In the end, Jesse made it through rehab. Along the way, he also managed to get his GED - a program that allows people to earn a high school equivalency education. It was a massive accomplishment for Jesse but it was time to move on. Without a job, and a place to stay, he was faced with going back to living on the street or in random shelters.
This is where Jesse catches another break. Her name is Lucie, a woman he had known since he was a kid. She reconnected with Jesse on Facebook while he was in rehab. They ended up talking every single night for four months. And when it came time for Jesse to leave, she took a chance on him and offered him a place to stay.
"By time I graduated from rehab, Lucie said 'Hey you want to come and stay with me?' Because I was going to go to a shelter again. She's like, 'We can't have that. You're going to end up where you were. I got to intervene here and you got to come to my house and I don't want any arguments.'"
INTERGENERATIONAL TRAUMA
After completing a bridging program at Carleton University, Jesse enrolled at York University for his undergrad. And during his second year, Jesse started studying Indigenous history. In the first few weeks of that course, he was given an assignment, asking him to contextualize his family history within Canadian colonization. And what Jesse learned during his research, changed his life.
We're all suffering from colonial trauma, and this is the end result of colonization. And this is what happens when you steal people's land, and kick them out, and take everything from them, and then send them through screwed up schools. And like, this is what happens to people, right?
"All of my mom's ancestors fought at Batoche, where the rebel Metis fought against Canada in 1885. They sent an army basically to fight against my family, to take our land after Canada was expanding. And so before 1885, my mom's family were very successful traders, were bison hunters, and basically everything was taken from us and we were dispossessed," he learned.
The cycle of trauma that his ancestors endured was passed on from generation to generation.

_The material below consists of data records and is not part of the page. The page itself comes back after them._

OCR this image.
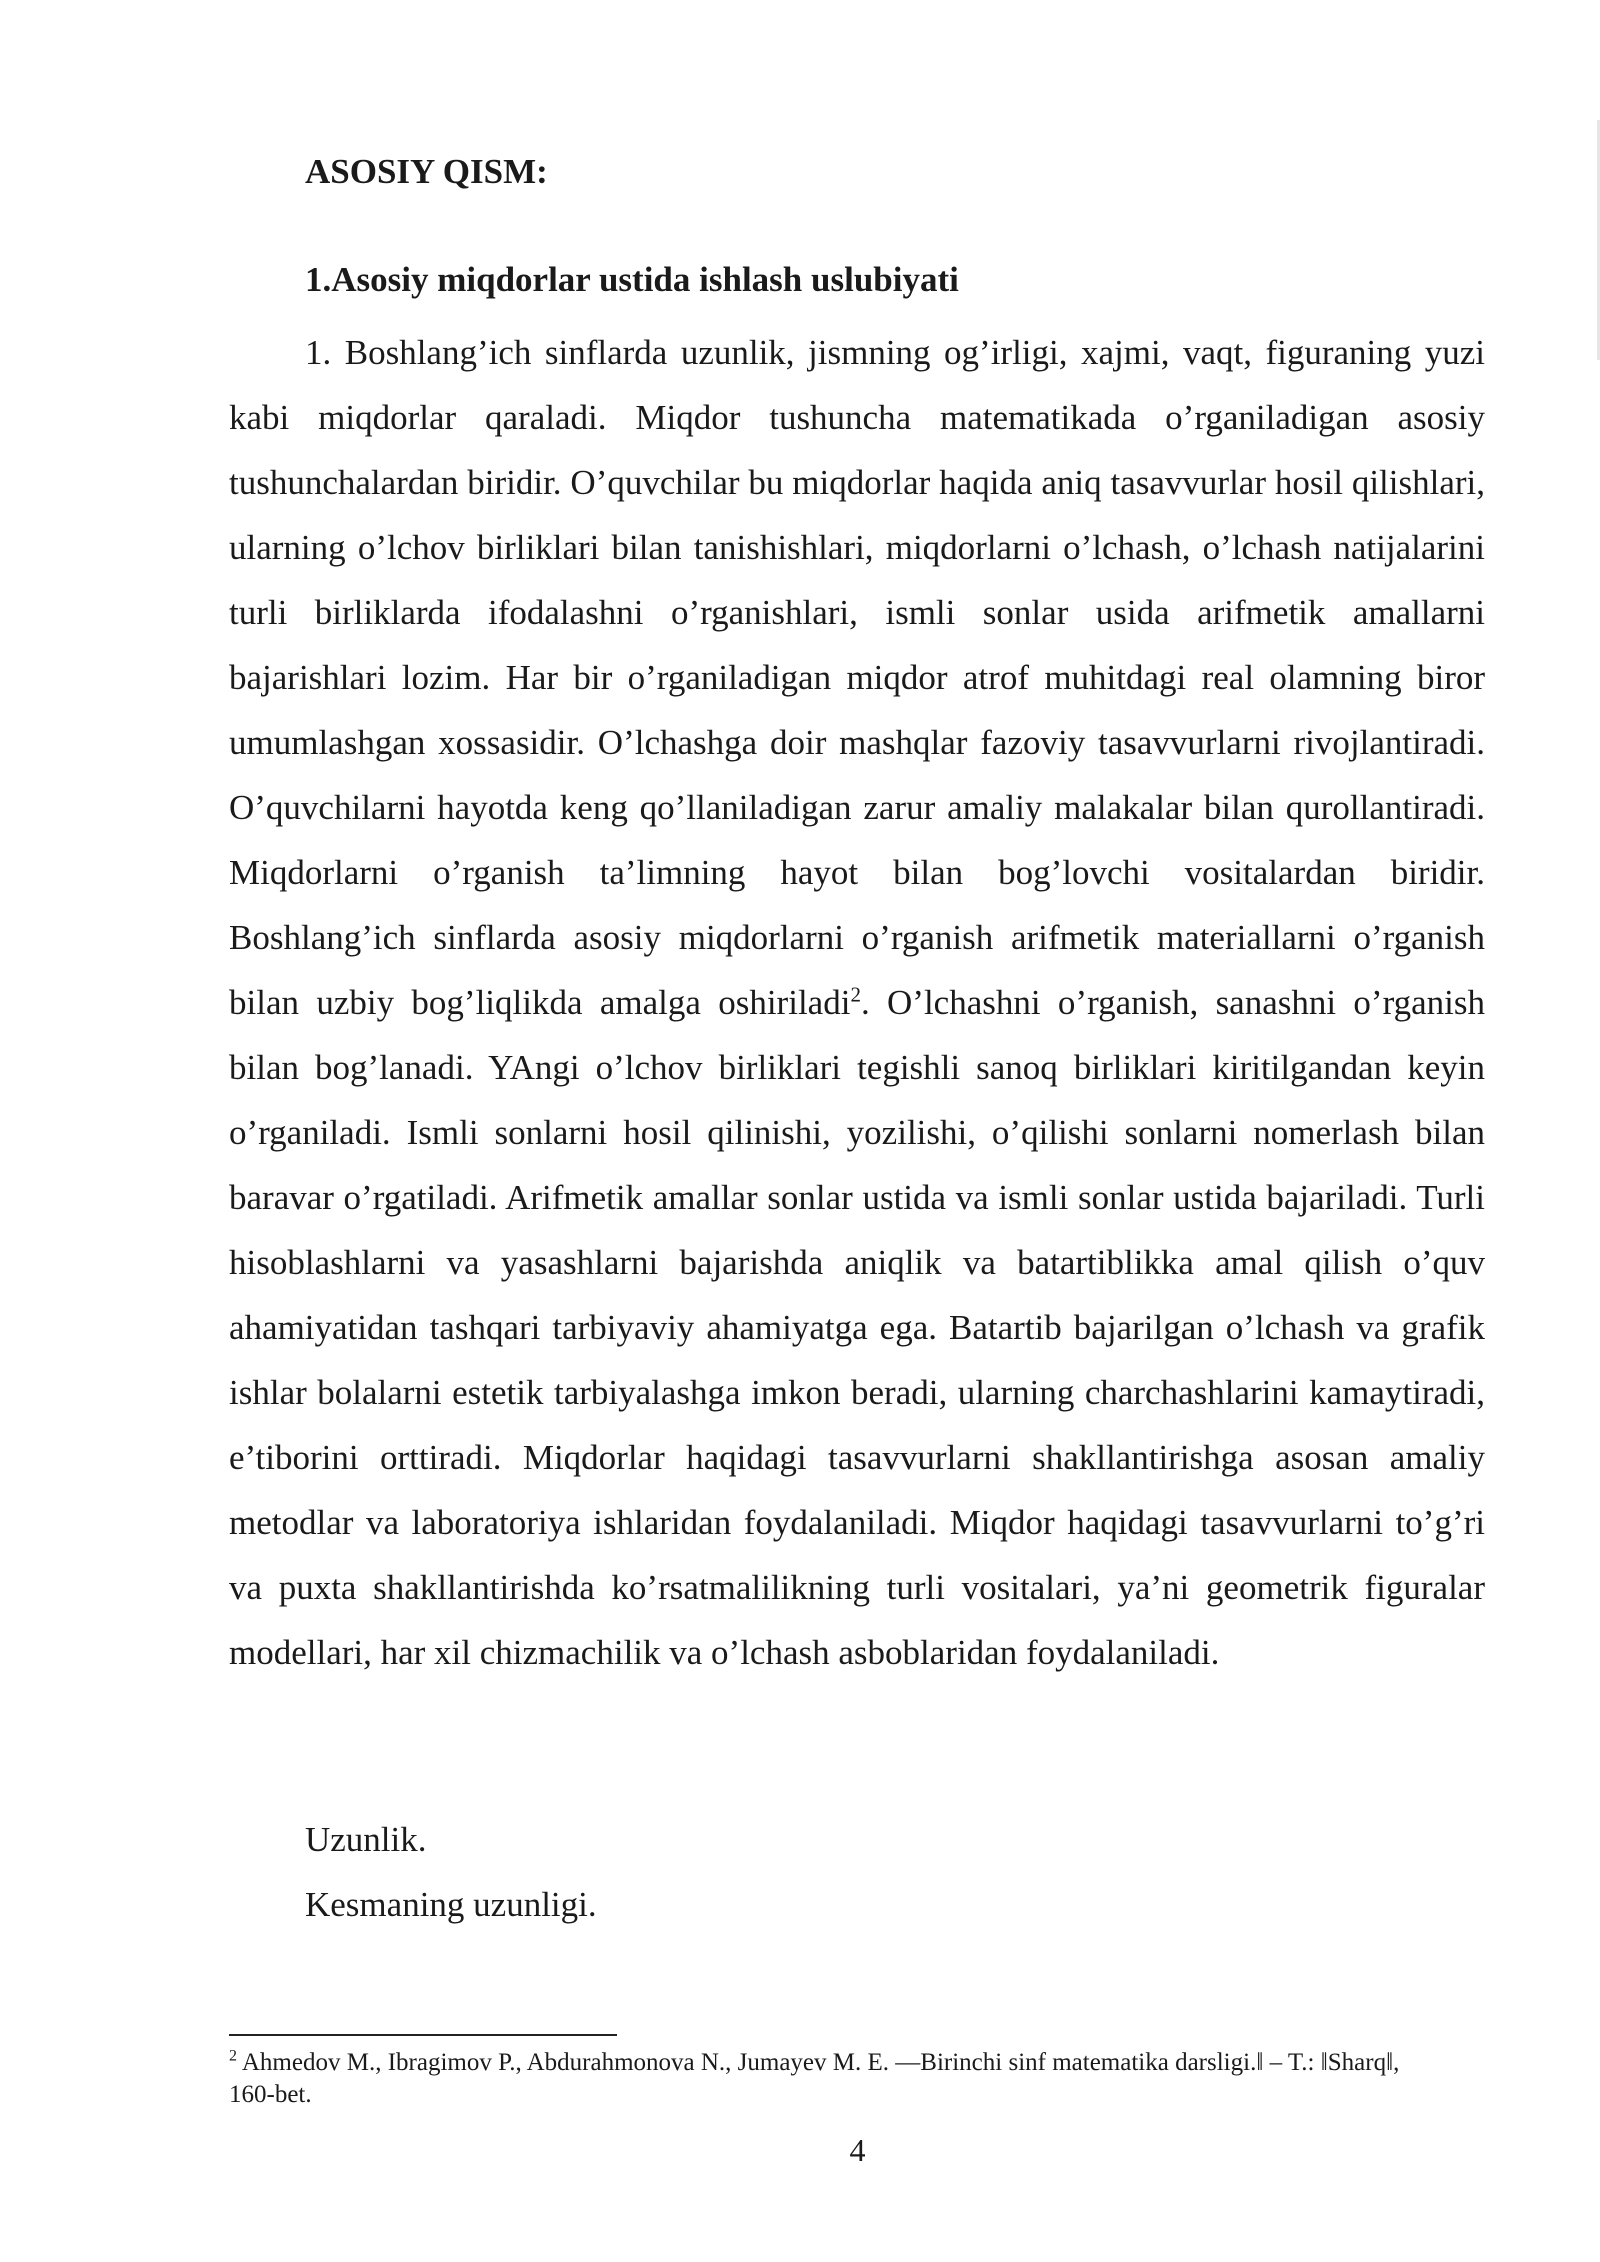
ASOSIY QISM:

1.Asosiy miqdorlar ustida ishlash uslubiyati

1. Boshlang’ich sinflarda uzunlik, jismning og’irligi, xajmi, vaqt, figuraning yuzi kabi miqdorlar qaraladi. Miqdor tushuncha matematikada o’rganiladigan asosiy tushunchalardan biridir. O’quvchilar bu miqdorlar haqida aniq tasavvurlar hosil qilishlari, ularning o’lchov birliklari bilan tanishishlari, miqdorlarni o’lchash, o’lchash natijalarini turli birliklarda ifodalashni o’rganishlari, ismli sonlar usida arifmetik amallarni bajarishlari lozim. Har bir o’rganiladigan miqdor atrof muhitdagi real olamning biror umumlashgan xossasidir. O’lchashga doir mashqlar fazoviy tasavvurlarni rivojlantiradi. O’quvchilarni hayotda keng qo’llaniladigan zarur amaliy malakalar bilan qurollantiradi. Miqdorlarni o’rganish ta’limning hayot bilan bog’lovchi vositalardan biridir. Boshlang’ich sinflarda asosiy miqdorlarni o’rganish arifmetik materiallarni o’rganish bilan uzbiy bog’liqlikda amalga oshiriladi$^2$. O’lchashni o’rganish, sanashni o’rganish bilan bog’lanadi. YAngi o’lchov birliklari tegishli sanoq birliklari kiritilgandan keyin o’rganiladi. Ismli sonlarni hosil qilinishi, yozilishi, o’qilishi sonlarni nomerlash bilan baravar o’rgatiladi. Arifmetik amallar sonlar ustida va ismli sonlar ustida bajariladi. Turli hisoblashlarni va yasashlarni bajarishda aniqlik va batartiblikka amal qilish o’quv ahamiyatidan tashqari tarbiyaviy ahamiyatga ega. Batartib bajarilgan o’lchash va grafik ishlar bolalarni estetik tarbiyalashga imkon beradi, ularning charchashlarini kamaytiradi, e’tiborini orttiradi. Miqdorlar haqidagi tasavvurlarni shakllantirishga asosan amaliy metodlar va laboratoriya ishlaridan foydalaniladi. Miqdor haqidagi tasavvurlarni to’g’ri va puxta shakllantirishda ko’rsatmalilikning turli vositalari, ya’ni geometrik figuralar modellari, har xil chizmachilik va o’lchash asboblaridan foydalaniladi.

Uzunlik.

Kesmaning uzunligi.

$^2$ Ahmedov M., Ibragimov P., Abdurahmonova N., Jumayev M. E. ―Birinchi sinf matematika darsligi.‖ – T.: ‖Sharq‖, 160-bet.

4
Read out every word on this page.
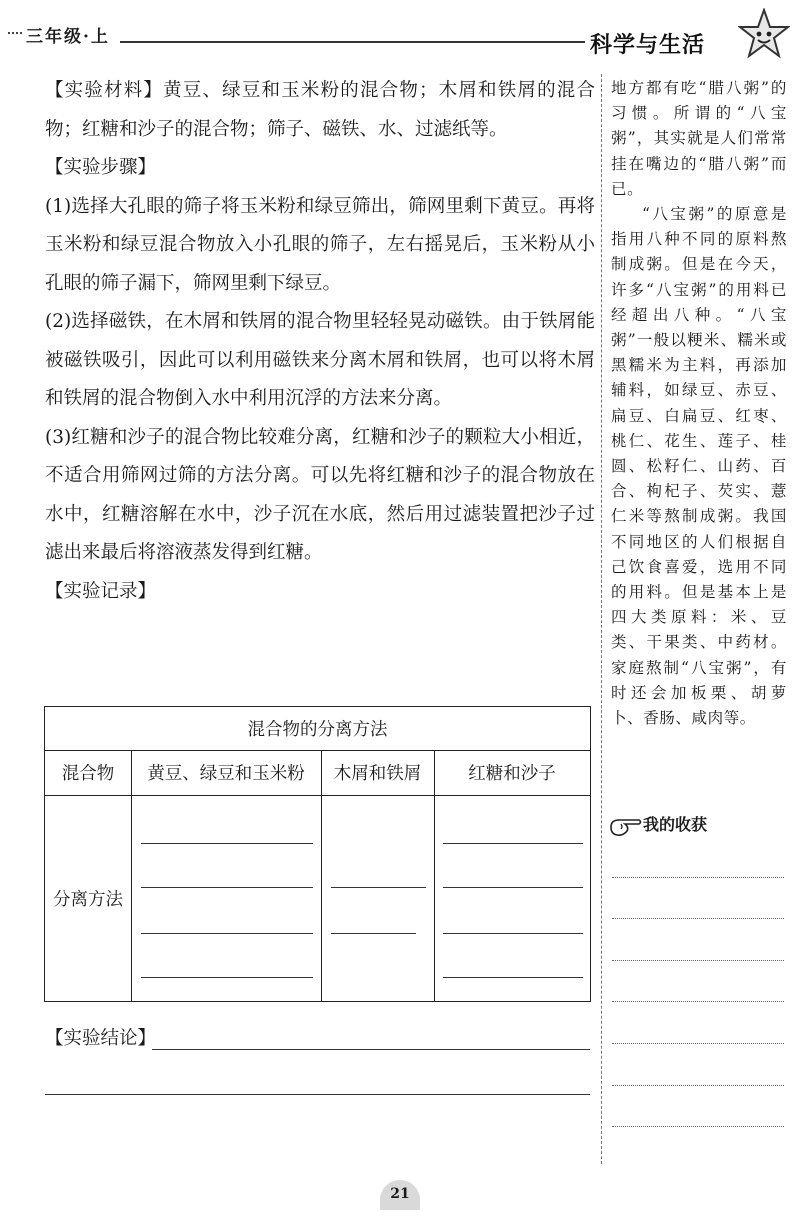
三年级·上	科学与生活

【实验材料】黄豆、绿豆和玉米粉的混合物；木屑和铁屑的混合物；红糖和沙子的混合物；筛子、磁铁、水、过滤纸等。

【实验步骤】

(1)选择大孔眼的筛子将玉米粉和绿豆筛出，筛网里剩下黄豆。再将玉米粉和绿豆混合物放入小孔眼的筛子，左右摇晃后，玉米粉从小孔眼的筛子漏下，筛网里剩下绿豆。

(2)选择磁铁，在木屑和铁屑的混合物里轻轻晃动磁铁。由于铁屑能被磁铁吸引，因此可以利用磁铁来分离木屑和铁屑，也可以将木屑和铁屑的混合物倒入水中利用沉浮的方法来分离。

(3)红糖和沙子的混合物比较难分离，红糖和沙子的颗粒大小相近，不适合用筛网过筛的方法分离。可以先将红糖和沙子的混合物放在水中，红糖溶解在水中，沙子沉在水底，然后用过滤装置把沙子过滤出来最后将溶液蒸发得到红糖。

【实验记录】

混合物的分离方法
混合物	黄豆、绿豆和玉米粉	木屑和铁屑	红糖和沙子
分离方法
【实验结论】

地方都有吃“腊八粥”的习惯。所谓的“八宝粥”，其实就是人们常常挂在嘴边的“腊八粥”而已。

“八宝粥”的原意是指用八种不同的原料熬制成粥。但是在今天，许多“八宝粥”的用料已经超出八种。“八宝粥”一般以粳米、糯米或黑糯米为主料，再添加辅料，如绿豆、赤豆、扁豆、白扁豆、红枣、桃仁、花生、莲子、桂圆、松籽仁、山药、百合、枸杞子、芡实、薏仁米等熬制成粥。我国不同地区的人们根据自己饮食喜爱，选用不同的用料。但是基本上是四大类原料：米、豆类、干果类、中药材。家庭熬制“八宝粥”，有时还会加板栗、胡萝卜、香肠、咸肉等。

我的收获
21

Ultimately, he realized that he was part of that trauma as well. It allowed him to find peace, and truly connect with his Indigenous identity. "I have a clear purview of who I am, of where my family have been, and what they have endured. I came to forgive them because...with understanding comes forgiveness. And with forgiveness of my parents, my resentments kind of went away," he reflected.
LIVING WITH THE DEMONS OF ADDICTION
Jesse now devotes his life to studying and teaching intergenerational trauma. It's given him a sense of purpose that he had always been missing. He's currently a PhD student studying the lives of Metis people on road allowances. In addition, he's one of the most decorated academics in Canada, receiving more than a dozen awards for his work. And he's helping others too.
There is a part of me that is still begging for change at the bus stop, or in rehab withdrawing, or in solitary confinement...it's almost like I've left fragments of my soul in all these different places.
"I never set out to heal other people, or even my own family. I was just trying to heal myself and stay sober. But from that real, rooted honesty, it's kind of branched out and become something bigger than what I ever imagined it could be," he said. But even after so much success, Jesse still lives with the demons of addiction. For him, that yearning to use crack never really goes away.
"I still fight it daily. I still I'm still cautious of who I'm around. It'll always be that way 'till the rest of my days. I always have to keep an eye on that. And I accept that."